Не выпуская бокал из руки, он подошел к окну, долго смотрел на внушительную колонну в самом центре площади. Сколько же пушек удалось захватить Наполеону под Аустерлицем? Чтобы потом переплавить их на этот памятник. Неужели война — это не более чем джентльменское соглашение между двумя сторонами, как отдать друг другу побольше, чтобы обеспечить самим себе промышленное процветание?
Что за мысли? Может, он просто стареет и становится циничным? Ни то ни другое его не радовало. Хотя возраст — явление, по меньшей мере, вполне естественное, а вот цинизм — это уже совсем другое дело. Куда хуже. Зачем разрушать или ликвидировать военную машину? Со временем устаревает и становится практически ненужным любое оборудование. Значит, если исходить из разумных категорий, надо максимально сократить период этого старения. Иначе… Иначе на ветер вылетят миллионы долларов налогоплательщиков!
Ну и куда же она запропастилась?
Палмер отошел от окна, налил себе еще один бокал вина, добавил туда несколько кубиков льда и сел в кресло. Он ведь сам попросил ее не особенно торопиться, разве нет? Сказал: «Несколько минут». Но что такое «несколько минут»? В принципе, весьма растяжимое понятие. А может, она специально дразнит его?
Ну а если у нее вдруг возникли неожиданные проблемы? Кто знает, кто знает? В ночном столичном мегаполисе одинокая красивая девушка всегда может вляпаться в какую-нибудь неприятность. Даже в родном городе, где ей знаком каждый угол. А может, у нее возникли проблемы с этим чересчур любопытным портье?
А если у нее не хватило денег на такси и она поругалась с водителем? Который доставил ее в полицейский участок. Или передумала возвращаться к нему в отель слишком рано, чтобы не оказаться невольным свидетелем его телефонного разговора с Вирджинией…
Палмер снял трубку телефона и попросил оператора связать его с домашним номером мисс Грегорис. Там никто не отвечал.

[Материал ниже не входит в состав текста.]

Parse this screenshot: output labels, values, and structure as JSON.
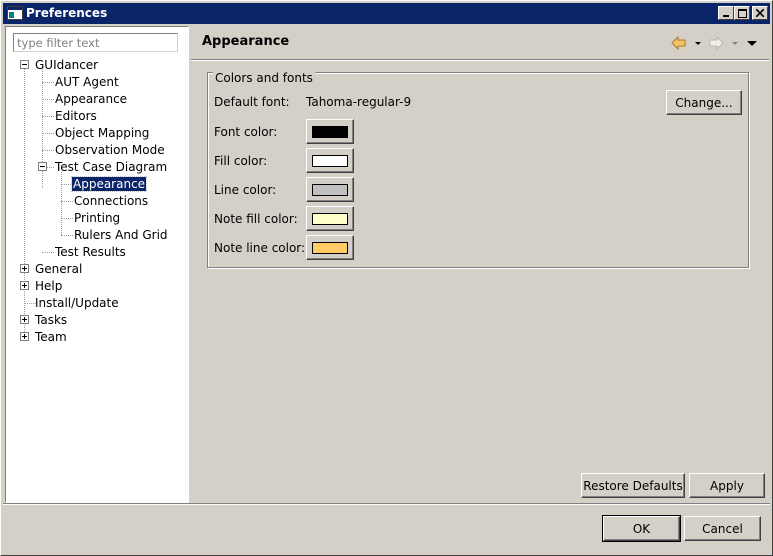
{
  "window": {
    "title": "Preferences"
  },
  "sidebar": {
    "filter_placeholder": "type filter text",
    "tree": [
      {
        "label": "GUIdancer"
      },
      {
        "label": "AUT Agent"
      },
      {
        "label": "Appearance"
      },
      {
        "label": "Editors"
      },
      {
        "label": "Object Mapping"
      },
      {
        "label": "Observation Mode"
      },
      {
        "label": "Test Case Diagram"
      },
      {
        "label": "Appearance",
        "selected": true
      },
      {
        "label": "Connections"
      },
      {
        "label": "Printing"
      },
      {
        "label": "Rulers And Grid"
      },
      {
        "label": "Test Results"
      },
      {
        "label": "General"
      },
      {
        "label": "Help"
      },
      {
        "label": "Install/Update"
      },
      {
        "label": "Tasks"
      },
      {
        "label": "Team"
      }
    ]
  },
  "page": {
    "title": "Appearance",
    "group_title": "Colors and fonts",
    "default_font_label": "Default font:",
    "default_font_value": "Tahoma-regular-9",
    "change_button": "Change...",
    "colors": [
      {
        "label": "Font color:",
        "swatch": "#000000"
      },
      {
        "label": "Fill color:",
        "swatch": "#ffffff"
      },
      {
        "label": "Line color:",
        "swatch": "#c0c0c0"
      },
      {
        "label": "Note fill color:",
        "swatch": "#ffffcc"
      },
      {
        "label": "Note line color:",
        "swatch": "#ffcc66"
      }
    ],
    "restore_defaults_button": "Restore Defaults",
    "apply_button": "Apply"
  },
  "dialog": {
    "ok_button": "OK",
    "cancel_button": "Cancel"
  },
  "icons": {
    "back": "back-arrow-icon",
    "forward": "forward-arrow-icon",
    "menu": "view-menu-icon"
  },
  "colors": {
    "titlebar": "#0a246a",
    "dialog_bg": "#d4d0c8",
    "selection": "#0a246a",
    "back_arrow": "#e8b04c"
  }
}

Он снова подошел к окну. Да, Париж, похоже, отходил ко сну. Неоновые вывески потихоньку затухали, движение на улицах становилось заметно все меньше и меньше. И все-таки, где, черт возьми, эта девушка? Его девушка! Хотя… а так ли ей хочется возвращаться к нему в отель? Что ее тут ждет? Ведь ощущение, что ее всего-лишь используют в каких-то целях — это только вопрос времени. Не более того. Рано или поздно она начнет понимать это. А его интерес к прошлому, к ее дочери только усугублял положение.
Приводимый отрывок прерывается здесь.